Sunday, March 31, 2013

Fitting feature panels

And.... done!! The Green Chai Cardi is finally off the hook and safely stashed in Mum's birthday/Easter goodie bag. It looks amazing :) Very happy with it.

Finished! The Green Chai Cardi
Just before Easter, one of our regulars brought a top in to be made up. It was a clever design (from the Debbie Bliss Andes book) which included a feature cable that ran around the top of the neck.
The usual way to fit something like this is to:
  1. Sew or pin the ends of the band together.
  2. Pin the band evenly into place around the neck.
  3. Sew the band to the neck edge, using a mattress stitch seam.
Debbie Bliss Andes - top with feature cable
Sadly, in this case, the band was a fraction too long for the neck edge of the garment. You can see the little leftover bit in the photo - barely 2cm long, but enough to make the cable look cramped and bunchy when I set it in using the above method.

I tried to unpick it to pull out the extra bit and discovered that Andes is hopeless to unravel! I couldn't get the knot undone for anything. In the end, with Easter looming, I bit the bullet and contacted the customer: would she be OK if I cut the extra bit off? (I didn't mention that I actually couldn't think of any alternative that would leave her with a sensible looking garment). Luckily, she OK'd it - I cut off the extra and cast off along the cut edge. I could then set the band into place and finish the garment off.

This got me thinking about tricks to avoid the nuisance of feature pieces that don't quite fit. The sideways cable is a reasonably common one - in her early books, Jo Sharp designed cardigans with a separate band and collar that had to be sewn on and one of the recent Rowan magazines has several designs that included a feature panel in a different yarn that had to be slotted in to the final garment.

In a perfect world, we'd all do our tension squares and knit perfectly even pieces that would turn out to be exactly the correct size and fit together effortlessly like a soft, woolly jigsaw. In reality, even quite skilled and experienced knitters can find themselves with a feature piece that is just that little bit too long, too wide, too short or too narrow!

There are a few ways to minimise the nuisance value of the feature piece:
  1. Leave a nice, long end and a loose knot when you cast off the feature piece. That way, if it's not quite right, you will easily be able to unravel a few rows to make it a perfect fit - or pull out the whole thing and start over!

  2. Intarsia is not just for colour blocks. One of my first Jo Sharp projects was a cardigan with a long button band that was supposed to be knitted afterwards and sewn on. Instead of driving myself mad trying to knit a band of the correct length and fit it into place, I knitted the band at the same time as the fronts, using 3.25mm double pointed needles and a separate ball of yarn. When I reached the end of the band, I twisted the yarn around the yarn I was using for the main body of the garment, as you would for two intarsia blocks. Although it was a bit fiddly, it was worth the effort when I cast off two fronts with perfectly fitted bands and no sewing up to do!

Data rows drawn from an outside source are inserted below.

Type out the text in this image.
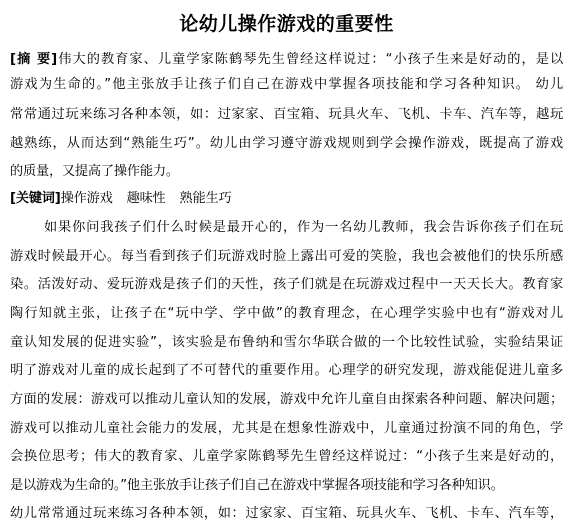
论幼儿操作游戏的重要性
[摘 要]伟大的教育家、儿童学家陈鹤琴先生曾经这样说过：“小孩子生来是好动的，是以
游戏为生命的。”他主张放手让孩子们自己在游戏中掌握各项技能和学习各种知识。 幼儿
常常通过玩来练习各种本领，如：过家家、百宝箱、玩具火车、飞机、卡车、汽车等，越玩
越熟练，从而达到“熟能生巧”。幼儿由学习遵守游戏规则到学会操作游戏，既提高了游戏
的质量，又提高了操作能力。
[关键词]操作游戏 趣味性 熟能生巧
如果你问我孩子们什么时候是最开心的，作为一名幼儿教师，我会告诉你孩子们在玩
游戏时候最开心。每当看到孩子们玩游戏时脸上露出可爱的笑脸，我也会被他们的快乐所感
染。活泼好动、爱玩游戏是孩子们的天性，孩子们就是在玩游戏过程中一天天长大。教育家
陶行知就主张，让孩子在“玩中学、学中做”的教育理念，在心理学实验中也有“游戏对儿
童认知发展的促进实验”，该实验是布鲁纳和雪尔华联合做的一个比较性试验，实验结果证
明了游戏对儿童的成长起到了不可替代的重要作用。心理学的研究发现，游戏能促进儿童多
方面的发展：游戏可以推动儿童认知的发展，游戏中允许儿童自由探索各种问题、解决问题；
游戏可以推动儿童社会能力的发展，尤其是在想象性游戏中，儿童通过扮演不同的角色，学
会换位思考；伟大的教育家、儿童学家陈鹤琴先生曾经这样说过：“小孩子生来是好动的，
是以游戏为生命的。”他主张放手让孩子们自己在游戏中掌握各项技能和学习各种知识。
幼儿常常通过玩来练习各种本领，如：过家家、百宝箱、玩具火车、飞机、卡车、汽车等，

  3. Another option (which would have worked well for the cable band above!) is to pick up a stitch into the body then K2tog/sl K1 psso at the end of each row. This effectively knits your band into place as you go. The only disadvantages are that you have the weight of the made-up garment hanging from your needles, and it may not give a smooth/invisible join.
With those options in mind, I might go and spend the last few hours of my Easter break raiding my stash... There are a lot of odds and ends in there that could be used for Rowan feature panels if I find the right base yarn! Happy Easter :)

Saturday, March 16, 2013

Sleeves

In the end, I decided to bite the bullet and finish the Green Chai Cardi. I need to have faith in my skills as a crocheter and assume that it will fit - instead of leaving my options open, then spending Mum's entire next visit frantically trying to get it finished.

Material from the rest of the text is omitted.